Takvim yaprağından: Bugün, Dünya Yaşlılar Günü'ymüş. Misyonkoyucunun, START için beni 65 (+?) yaşıma kadar bekletmeyi kararlaştırmasının, astronomik olanlar dahil "çok" faktörü var. Ama en önemli ikisi şu. Yaşlı olmanın ne demek olduğunu bilmemi istemiş, Start'tan önce. orSON WELLes ("Yurttaş Kane" filmi), "benim için" söylemiş o şiiri, şarkıyı: I know what it is to be young, but you don't know what it is to be old... So my friend let's make music together..." İkinci önemli faktör, insanların beni "kabullenmesini" kolaylaştırmak için. Start ve sonrasında, ben tüm insanları, büyük çoğunluğundan, yaşça büyük olacağım. Babaları yaşında, hatta dedeleri yaşında. Tabi, Misyon koyucu "emin"di bu kararı verirken, benim "misyonu gerçekleştirebilecek kadar " uzun yaşayacağımdan, "Azrail bozmasın" dileğiyle.
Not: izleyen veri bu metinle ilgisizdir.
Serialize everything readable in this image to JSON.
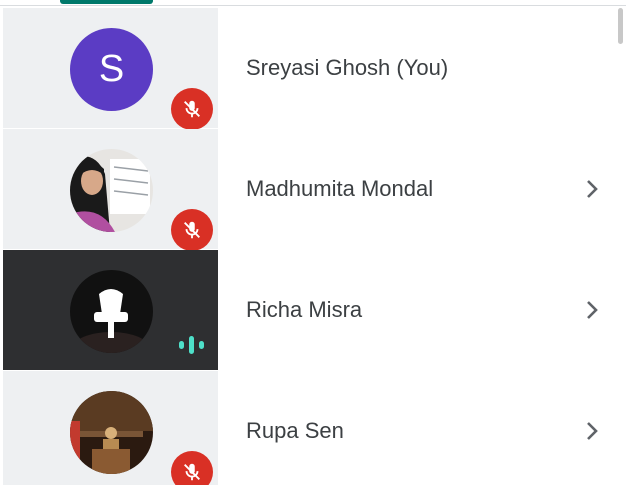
{
  "participants": [
    {
      "name": "Sreyasi Ghosh (You)",
      "avatar_initial": "S",
      "avatar_type": "initial",
      "mic_state": "muted",
      "speaking": false,
      "has_details": false
    },
    {
      "name": "Madhumita Mondal",
      "avatar_type": "photo",
      "mic_state": "muted",
      "speaking": false,
      "has_details": true
    },
    {
      "name": "Richa Misra",
      "avatar_type": "photo",
      "mic_state": "active",
      "speaking": true,
      "has_details": true
    },
    {
      "name": "Rupa Sen",
      "avatar_type": "photo",
      "mic_state": "muted",
      "speaking": false,
      "has_details": true
    }
  ],
  "colors": {
    "accent": "#00796b",
    "avatar_initial_bg": "#5b3cc4",
    "mic_muted_bg": "#d93025",
    "speaking_indicator": "#4ee0c9",
    "active_tile_bg": "#2e2f31",
    "tile_bg": "#eef0f2"
  },
  "icons": {
    "muted": "mic-off-icon",
    "speaking": "audio-level-icon",
    "details": "chevron-right-icon"
  }
}
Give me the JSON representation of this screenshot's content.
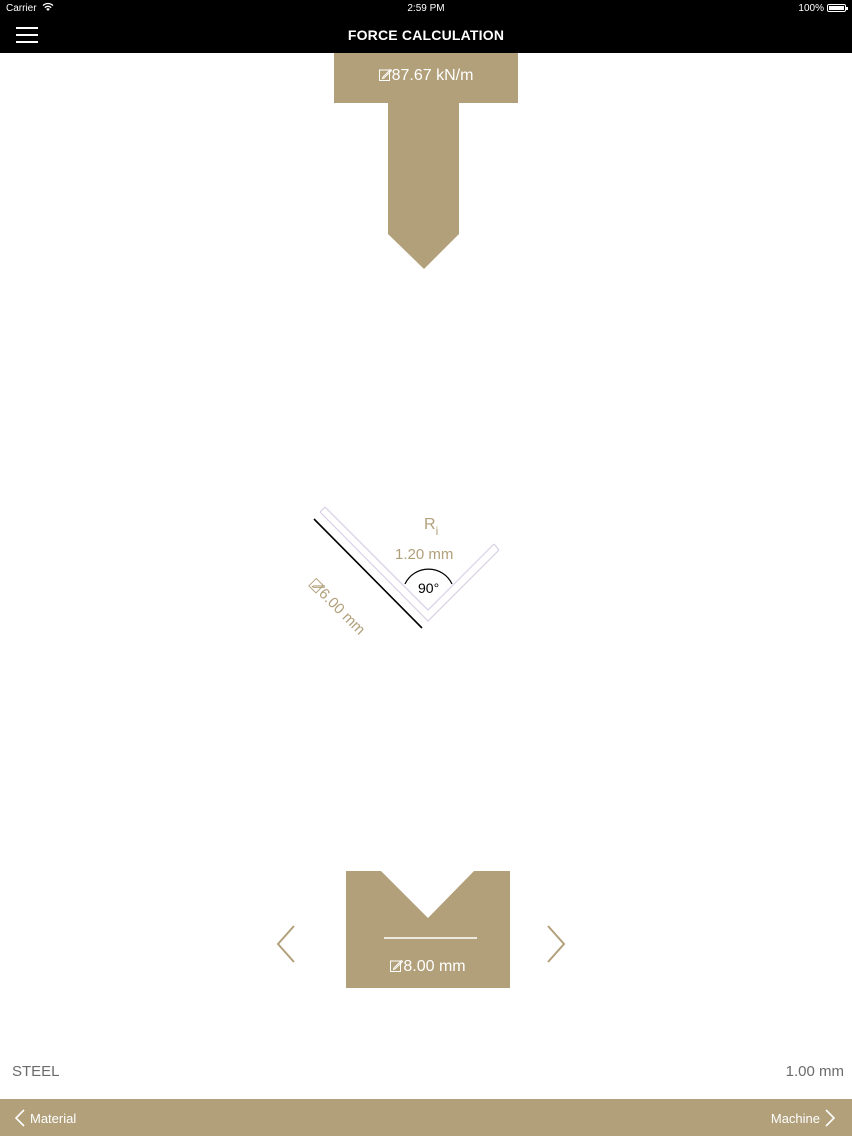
{
  "status_bar": {
    "carrier": "Carrier",
    "time": "2:59 PM",
    "battery_percent": "100%"
  },
  "nav": {
    "title": "FORCE CALCULATION",
    "menu_icon": "hamburger-menu-icon"
  },
  "punch": {
    "force": "87.67 kN/m",
    "edit_icon": "edit-icon"
  },
  "bend": {
    "radius_label": "R",
    "radius_subscript": "i",
    "radius_value": "1.20 mm",
    "angle": "90°",
    "flange_length": "6.00 mm"
  },
  "die": {
    "width": "8.00 mm",
    "prev_icon": "chevron-left-icon",
    "next_icon": "chevron-right-icon"
  },
  "material": {
    "name": "STEEL",
    "thickness": "1.00 mm"
  },
  "bottom_nav": {
    "back_label": "Material",
    "forward_label": "Machine"
  },
  "colors": {
    "accent": "#b1a07a",
    "bar": "#000000",
    "background": "#ffffff"
  }
}
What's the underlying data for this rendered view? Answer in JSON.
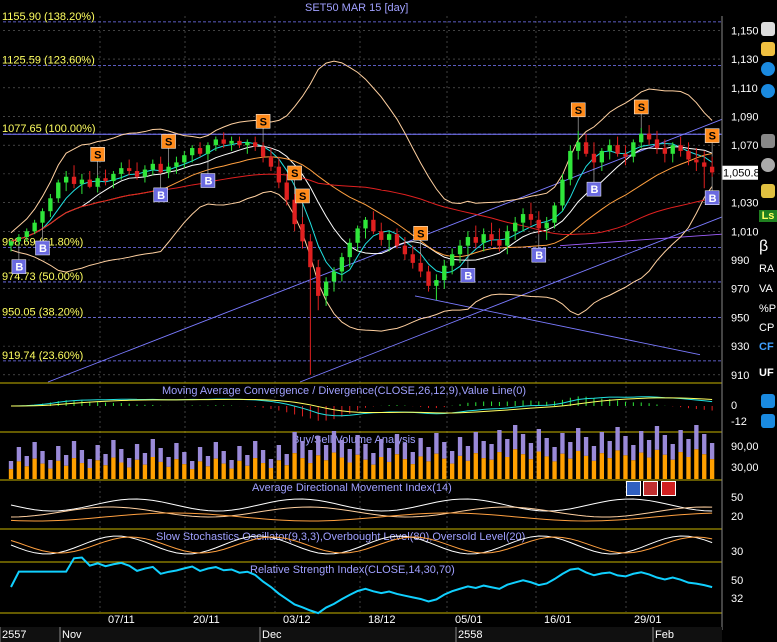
{
  "header": {
    "title": "SET50 MAR 15",
    "period": "[day]"
  },
  "colors": {
    "background": "#000000",
    "grid": "#6a6a6a",
    "separator": "#c8b400",
    "up_candle": "#2fe63a",
    "down_candle": "#e02020",
    "fib_line": "#7a7aff",
    "fib_label": "#ffff60",
    "axis_text": "#ffffff",
    "panel_title": "#a0a0ff",
    "sell_marker": "#ff8a1a",
    "buy_marker": "#6a6ae0",
    "volume_buy": "#9a8ad8",
    "volume_sell": "#ffa000",
    "rsi": "#10d0ff"
  },
  "chart_data": [
    {
      "type": "candlestick",
      "title": "SET50 MAR 15  [day]",
      "ylim": [
        905,
        1160
      ],
      "y_ticks": [
        910,
        930,
        950,
        970,
        990,
        "1,010",
        "1,030",
        "1,050",
        "1,070",
        "1,090",
        "1,110",
        "1,130",
        "1,150"
      ],
      "last_price": "1,050.8",
      "fibonacci_levels": [
        {
          "label": "1155.90 (138.20%)",
          "value": 1155.9
        },
        {
          "label": "1125.59 (123.60%)",
          "value": 1125.59
        },
        {
          "label": "1077.65 (100.00%)",
          "value": 1077.65
        },
        {
          "label": "998.69 (61.80%)",
          "value": 998.69
        },
        {
          "label": "974.73 (50.00%)",
          "value": 974.73
        },
        {
          "label": "950.05 (38.20%)",
          "value": 950.05
        },
        {
          "label": "919.74 (23.60%)",
          "value": 919.74
        }
      ],
      "x_labels": [
        "07/11",
        "20/11",
        "03/12",
        "18/12",
        "05/01",
        "16/01",
        "29/01"
      ],
      "period_labels": [
        "2557",
        "Nov",
        "Dec",
        "2558",
        "Feb"
      ],
      "signals": [
        {
          "type": "B",
          "i": 1
        },
        {
          "type": "B",
          "i": 4
        },
        {
          "type": "S",
          "i": 11
        },
        {
          "type": "S",
          "i": 20
        },
        {
          "type": "B",
          "i": 19
        },
        {
          "type": "B",
          "i": 25
        },
        {
          "type": "S",
          "i": 32
        },
        {
          "type": "S",
          "i": 36
        },
        {
          "type": "S",
          "i": 37
        },
        {
          "type": "B",
          "i": 58
        },
        {
          "type": "S",
          "i": 52
        },
        {
          "type": "B",
          "i": 67
        },
        {
          "type": "S",
          "i": 72
        },
        {
          "type": "B",
          "i": 74
        },
        {
          "type": "S",
          "i": 80
        },
        {
          "type": "B",
          "i": 89
        },
        {
          "type": "S",
          "i": 90
        }
      ],
      "candles": [
        [
          1000,
          1004,
          996,
          1003
        ],
        [
          1003,
          1008,
          1000,
          1006
        ],
        [
          1006,
          1012,
          1003,
          1010
        ],
        [
          1010,
          1018,
          1008,
          1016
        ],
        [
          1016,
          1026,
          1013,
          1024
        ],
        [
          1024,
          1036,
          1020,
          1033
        ],
        [
          1033,
          1046,
          1030,
          1044
        ],
        [
          1044,
          1052,
          1038,
          1048
        ],
        [
          1048,
          1056,
          1040,
          1043
        ],
        [
          1043,
          1050,
          1036,
          1046
        ],
        [
          1046,
          1052,
          1040,
          1041
        ],
        [
          1041,
          1049,
          1037,
          1047
        ],
        [
          1047,
          1053,
          1042,
          1045
        ],
        [
          1045,
          1052,
          1040,
          1050
        ],
        [
          1050,
          1058,
          1046,
          1054
        ],
        [
          1054,
          1060,
          1049,
          1052
        ],
        [
          1052,
          1058,
          1046,
          1048
        ],
        [
          1048,
          1056,
          1044,
          1053
        ],
        [
          1053,
          1060,
          1049,
          1057
        ],
        [
          1057,
          1062,
          1050,
          1051
        ],
        [
          1051,
          1058,
          1047,
          1055
        ],
        [
          1055,
          1062,
          1050,
          1058
        ],
        [
          1058,
          1066,
          1054,
          1063
        ],
        [
          1063,
          1070,
          1058,
          1068
        ],
        [
          1068,
          1072,
          1062,
          1064
        ],
        [
          1064,
          1072,
          1060,
          1070
        ],
        [
          1070,
          1076,
          1066,
          1074
        ],
        [
          1074,
          1079,
          1068,
          1071
        ],
        [
          1071,
          1076,
          1066,
          1073
        ],
        [
          1073,
          1076,
          1068,
          1070
        ],
        [
          1070,
          1074,
          1064,
          1072
        ],
        [
          1072,
          1076,
          1066,
          1069
        ],
        [
          1069,
          1072,
          1058,
          1062
        ],
        [
          1062,
          1068,
          1052,
          1055
        ],
        [
          1055,
          1062,
          1040,
          1044
        ],
        [
          1044,
          1050,
          1028,
          1032
        ],
        [
          1032,
          1036,
          1010,
          1015
        ],
        [
          1015,
          1020,
          998,
          1003
        ],
        [
          1003,
          1008,
          910,
          985
        ],
        [
          985,
          990,
          955,
          965
        ],
        [
          965,
          978,
          958,
          975
        ],
        [
          975,
          985,
          968,
          982
        ],
        [
          982,
          995,
          975,
          992
        ],
        [
          992,
          1005,
          985,
          1002
        ],
        [
          1002,
          1014,
          996,
          1012
        ],
        [
          1012,
          1020,
          1005,
          1018
        ],
        [
          1018,
          1024,
          1008,
          1010
        ],
        [
          1010,
          1016,
          1000,
          1004
        ],
        [
          1004,
          1010,
          996,
          1008
        ],
        [
          1008,
          1012,
          998,
          1000
        ],
        [
          1000,
          1006,
          990,
          994
        ],
        [
          994,
          1000,
          984,
          988
        ],
        [
          988,
          994,
          978,
          982
        ],
        [
          982,
          986,
          968,
          972
        ],
        [
          972,
          980,
          962,
          976
        ],
        [
          976,
          990,
          970,
          986
        ],
        [
          986,
          998,
          980,
          994
        ],
        [
          994,
          1004,
          988,
          1000
        ],
        [
          1000,
          1010,
          994,
          1006
        ],
        [
          1006,
          1014,
          998,
          1002
        ],
        [
          1002,
          1012,
          996,
          1008
        ],
        [
          1008,
          1016,
          1000,
          1004
        ],
        [
          1004,
          1012,
          996,
          1000
        ],
        [
          1000,
          1014,
          994,
          1010
        ],
        [
          1010,
          1020,
          1004,
          1016
        ],
        [
          1016,
          1026,
          1010,
          1022
        ],
        [
          1022,
          1030,
          1014,
          1018
        ],
        [
          1018,
          1024,
          1008,
          1012
        ],
        [
          1012,
          1020,
          1004,
          1016
        ],
        [
          1016,
          1030,
          1012,
          1028
        ],
        [
          1028,
          1050,
          1024,
          1046
        ],
        [
          1046,
          1070,
          1042,
          1066
        ],
        [
          1066,
          1080,
          1060,
          1072
        ],
        [
          1072,
          1078,
          1062,
          1064
        ],
        [
          1064,
          1072,
          1054,
          1058
        ],
        [
          1058,
          1068,
          1052,
          1066
        ],
        [
          1066,
          1074,
          1060,
          1070
        ],
        [
          1070,
          1076,
          1062,
          1064
        ],
        [
          1064,
          1070,
          1056,
          1062
        ],
        [
          1062,
          1074,
          1058,
          1072
        ],
        [
          1072,
          1082,
          1068,
          1078
        ],
        [
          1078,
          1084,
          1070,
          1074
        ],
        [
          1074,
          1080,
          1064,
          1068
        ],
        [
          1068,
          1074,
          1058,
          1064
        ],
        [
          1064,
          1072,
          1058,
          1070
        ],
        [
          1070,
          1076,
          1062,
          1066
        ],
        [
          1066,
          1072,
          1056,
          1060
        ],
        [
          1060,
          1068,
          1052,
          1058
        ],
        [
          1058,
          1066,
          1040,
          1055
        ],
        [
          1055,
          1062,
          1048,
          1051
        ]
      ]
    },
    {
      "type": "line",
      "title": "Moving Average Convergence / Divergence(CLOSE,26,12,9),Value Line(0)",
      "y_ticks": [
        "0",
        "-12"
      ]
    },
    {
      "type": "bar",
      "title": "Buy/Sell Volume Analysis",
      "y_ticks": [
        "90,00",
        "30,00"
      ]
    },
    {
      "type": "line",
      "title": "Average Directional Movement Index(14)",
      "y_ticks": [
        "50",
        "20"
      ]
    },
    {
      "type": "line",
      "title": "Slow Stochastics Oscillator(9,3,3),Overbought Level(80),Oversold Level(20)",
      "y_ticks": [
        "30"
      ]
    },
    {
      "type": "line",
      "title": "Relative Strength Index(CLOSE,14,30,70)",
      "y_ticks": [
        "50",
        "32"
      ]
    }
  ],
  "toolbar": {
    "items": [
      {
        "name": "beta",
        "label": "β"
      },
      {
        "name": "ra",
        "label": "RA"
      },
      {
        "name": "va",
        "label": "VA"
      },
      {
        "name": "pct-p",
        "label": "%P"
      },
      {
        "name": "cp",
        "label": "CP"
      },
      {
        "name": "cf",
        "label": "CF"
      },
      {
        "name": "uf",
        "label": "UF"
      }
    ],
    "ls_label": "Ls"
  }
}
Bozarsa, eğer, herhangi bir aşamada, B-C... planlarını "hazırda" tutarak. (Internet'ten baktım: Orson Welles, Doğum 6 Mayıs 1915, vefat "meslekdaşı" YUL BRYNNER ile aynı günde 10 Ekim 1985'de, diyor. (Brynner, brAYNIr diye söylenir, AYNI kelimesi saklı soyadında yani.) Christopher Reeve (Superman) de bir 10 Ekim'de vefat etmişti. Yani, Superman'ın doğum günayı'nın benimkinle aynı olması, beni o ikiliye, ve dolayısıyla, o şarkıya bağlıyor. İzmir Karşıyaka 1751 Sokak başı, Park Taxi karşısı 1 No.lu apartman adı BERKANT. Giriş kapısının üstünde 1x2 metre kadar boyutta, bir beton "çıkma" vardı, Raf gibi. Başka desteği yok. İzmir'de 1.c. dalga ezme sırasında, yani ben Gümüşpala'da iken veya, Nergiz'e yeni gelmiş iken (1988 veya 89), o betonun üzerine bir "mektup" atmıştım, "ömür boyu" işleriyle ilgili. Sonra, o beton çıkma'yı kökünden kestiler. (RUS asıllıymış YUL BRYNNER.)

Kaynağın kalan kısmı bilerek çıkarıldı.